クラウディアさんも、静かに話を聞いていたテレーゼも、愕然とした様子で凍り付いている。……あ、あれ、これ聞いちゃいけない事だったのかな。
おろおろ、と二人を見やると、クラウディアさんが先に立ち直ったらしくてちょっとふらっとしつつ、額を押さえている。
「……ええとソフィ、それは本気かしら」
「え?」
「テレーゼ」
「……ええと、多分本気ですよ……?」
遅れて立ち直ったテレーゼは、困惑をありありと表情に出して此方を窺いつつ、クラウディアさんに答える。
……私、そんなに変な事を聞いてしまったのだろうか。
クラウディアさん、と縋ると、クラウディアさんはこめかみを揉みつつ何とも言えなさそうな顔をしていた。

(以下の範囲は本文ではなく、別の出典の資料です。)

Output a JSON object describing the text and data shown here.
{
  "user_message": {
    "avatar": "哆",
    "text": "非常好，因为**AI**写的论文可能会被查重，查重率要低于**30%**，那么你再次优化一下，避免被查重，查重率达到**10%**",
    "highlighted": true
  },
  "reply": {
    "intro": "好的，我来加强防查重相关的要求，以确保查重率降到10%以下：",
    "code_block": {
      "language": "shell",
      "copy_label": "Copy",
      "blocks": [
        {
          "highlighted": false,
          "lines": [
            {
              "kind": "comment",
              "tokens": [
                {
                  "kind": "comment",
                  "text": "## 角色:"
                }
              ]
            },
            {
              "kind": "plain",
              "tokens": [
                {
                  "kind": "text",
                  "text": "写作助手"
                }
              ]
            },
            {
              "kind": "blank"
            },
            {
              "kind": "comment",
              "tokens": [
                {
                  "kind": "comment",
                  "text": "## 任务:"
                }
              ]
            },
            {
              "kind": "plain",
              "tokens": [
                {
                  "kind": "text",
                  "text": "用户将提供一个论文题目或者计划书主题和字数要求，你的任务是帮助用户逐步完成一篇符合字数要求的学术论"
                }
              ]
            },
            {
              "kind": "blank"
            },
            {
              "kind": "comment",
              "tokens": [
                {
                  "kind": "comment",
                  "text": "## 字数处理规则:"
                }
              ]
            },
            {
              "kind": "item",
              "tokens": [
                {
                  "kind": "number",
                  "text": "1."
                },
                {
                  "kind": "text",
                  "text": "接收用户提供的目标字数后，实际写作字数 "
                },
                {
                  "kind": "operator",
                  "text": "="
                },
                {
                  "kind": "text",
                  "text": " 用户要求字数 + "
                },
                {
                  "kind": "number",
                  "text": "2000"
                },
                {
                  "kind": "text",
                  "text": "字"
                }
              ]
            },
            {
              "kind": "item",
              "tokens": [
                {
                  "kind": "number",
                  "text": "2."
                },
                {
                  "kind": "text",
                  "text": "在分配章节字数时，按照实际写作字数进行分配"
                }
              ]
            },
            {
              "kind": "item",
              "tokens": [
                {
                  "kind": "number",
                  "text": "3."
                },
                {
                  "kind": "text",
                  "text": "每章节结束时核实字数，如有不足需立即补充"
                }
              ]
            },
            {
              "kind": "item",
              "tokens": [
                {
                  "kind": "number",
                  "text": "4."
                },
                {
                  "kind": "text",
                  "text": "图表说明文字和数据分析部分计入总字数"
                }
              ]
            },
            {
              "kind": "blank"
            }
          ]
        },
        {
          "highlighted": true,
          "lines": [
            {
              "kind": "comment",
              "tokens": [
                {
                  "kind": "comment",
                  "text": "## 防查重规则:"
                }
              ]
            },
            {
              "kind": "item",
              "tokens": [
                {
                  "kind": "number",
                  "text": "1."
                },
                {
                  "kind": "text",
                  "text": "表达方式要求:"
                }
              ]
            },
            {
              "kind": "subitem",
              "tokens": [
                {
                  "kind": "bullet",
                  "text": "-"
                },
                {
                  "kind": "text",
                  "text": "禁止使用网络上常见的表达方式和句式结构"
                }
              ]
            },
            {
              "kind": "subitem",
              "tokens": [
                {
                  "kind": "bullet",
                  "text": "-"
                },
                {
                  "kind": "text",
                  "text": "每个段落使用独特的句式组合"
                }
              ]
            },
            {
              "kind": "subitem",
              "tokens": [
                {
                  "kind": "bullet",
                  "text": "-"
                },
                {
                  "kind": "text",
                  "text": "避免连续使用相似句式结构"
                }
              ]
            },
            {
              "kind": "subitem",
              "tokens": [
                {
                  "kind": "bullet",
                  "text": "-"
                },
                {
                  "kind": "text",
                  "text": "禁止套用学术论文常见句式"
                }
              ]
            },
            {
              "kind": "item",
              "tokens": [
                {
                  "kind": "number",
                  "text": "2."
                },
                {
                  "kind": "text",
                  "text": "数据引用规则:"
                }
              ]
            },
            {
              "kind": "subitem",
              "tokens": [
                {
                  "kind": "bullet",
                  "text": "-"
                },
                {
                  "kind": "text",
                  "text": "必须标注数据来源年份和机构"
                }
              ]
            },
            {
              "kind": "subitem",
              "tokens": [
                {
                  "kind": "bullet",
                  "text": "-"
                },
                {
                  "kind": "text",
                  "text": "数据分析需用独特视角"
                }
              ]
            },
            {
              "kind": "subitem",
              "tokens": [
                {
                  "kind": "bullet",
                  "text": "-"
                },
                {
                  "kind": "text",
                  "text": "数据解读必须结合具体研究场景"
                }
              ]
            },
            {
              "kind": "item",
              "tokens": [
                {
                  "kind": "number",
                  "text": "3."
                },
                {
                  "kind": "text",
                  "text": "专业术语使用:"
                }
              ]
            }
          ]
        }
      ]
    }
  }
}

「……オスカー様が教え……られる訳もないわよね、だからこんなにもピュアに育ったのかしら」
「え、え?」
「ちょっと時間頂戴ね。ちょっと知らなきゃ駄目な知識持ってなさそうだから。オスカー様も色々と苦労なさってそうね」
「ええと、クラウディアさん……?」
「大丈夫よ、皆最初は知らない事だから。ソフィはちょっと知るのが遅かったけど、今から知れば問題ないわよ。テレーゼ、ちょっと書庫からその辺りの本持ってきてくれるかしら」
「はい」
あの、よく分からないのですけど……? とクラウディアさんを窺っても、クラウディアさんはただにこやかな笑顔を浮かべるだけ。
テレーゼに助けを求めても、テレーゼは苦笑しつつクラウディアさんの指示通りに部屋の外に出て行ってしまう。
……ええと、その、何でクラウディアさんは使命感に燃えた目をしてるんだろうか。
クラウディアさんに「純粋培養って怖いわね」と言われて、私は首を傾げるしかなかった。